Indie publisher: Piracy isn’t to blame for bad PC game sales

Nowadays, hearing big PC game development houses blame piracy for both poor game sales and their increased focus on consoles is a common occurrence. We’ve heard high-profile staffers from id Software, Epic Games, and Infinity Ward do it, and countless others have chimed in. Meanwhile, console games continue to significantly outsell most PC games.

But is piracy really the underlying cause? Brad Wardell, CEO of software maker and indie game publisher Stardock, doesn’t think so. In a recent blog entry, Wardell has spelled out his view of why makers of AAA titles are failing to get as much traction as they’d like in the PC market. The problem isn’t so much piracy, he says, as the fact that “game developers want to be like rock stars more than businessmen.”

According to Wardell, PC game developers are banking too much on the “cool” factor and failing to actually design games for people likely to buy them. High-profile titles like Crysis may get glowing reviews and appear on game magazine covers, but the hardcore PC gamer market at which they’re aimed is both swarming with pirates and too small in size. “Anyone who keeps track of how many PCs the ‘Gamer PC’ vendors sell each year could tell you that it’s insane to develop a game explicitly for hard core gamers,” Wardell says. “I think people would be shocked to find out how few hard core gamers there really are out there. . . . The number of high end graphics cards sold each year isn’t a trade secret.”

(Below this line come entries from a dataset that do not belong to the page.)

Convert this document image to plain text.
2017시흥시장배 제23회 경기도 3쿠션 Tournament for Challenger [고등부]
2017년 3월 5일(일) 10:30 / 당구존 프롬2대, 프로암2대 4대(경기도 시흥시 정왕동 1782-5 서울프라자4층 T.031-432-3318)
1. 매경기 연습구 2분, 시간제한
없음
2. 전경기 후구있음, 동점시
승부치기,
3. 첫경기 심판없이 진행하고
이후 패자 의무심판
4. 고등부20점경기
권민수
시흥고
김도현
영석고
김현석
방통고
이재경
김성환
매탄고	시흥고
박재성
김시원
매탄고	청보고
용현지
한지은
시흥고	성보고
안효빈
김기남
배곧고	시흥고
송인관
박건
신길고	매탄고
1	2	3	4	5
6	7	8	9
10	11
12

As evidence that more accessible titles do better, Wardell points to not only the success of games like The Sims, but also of Sins of a Solar Empire—a low-budget, real-time strategy game published by Stardock that’s reportedly sold 200,000 copies in its first month already. To put things in perspective, Call of Duty 4: Modern Warfare sold 383,000 units within its first couple of months of release. Unlike COD4, Sins of a Solar Empire didn’t benefit from huge media coverage, and it doesn’t even have copy protection—something Wardell says Stardock chose not to include because “the people who actually buy games don’t like to mess with it.” He adds, “Our customers make the rules, not the pirates.”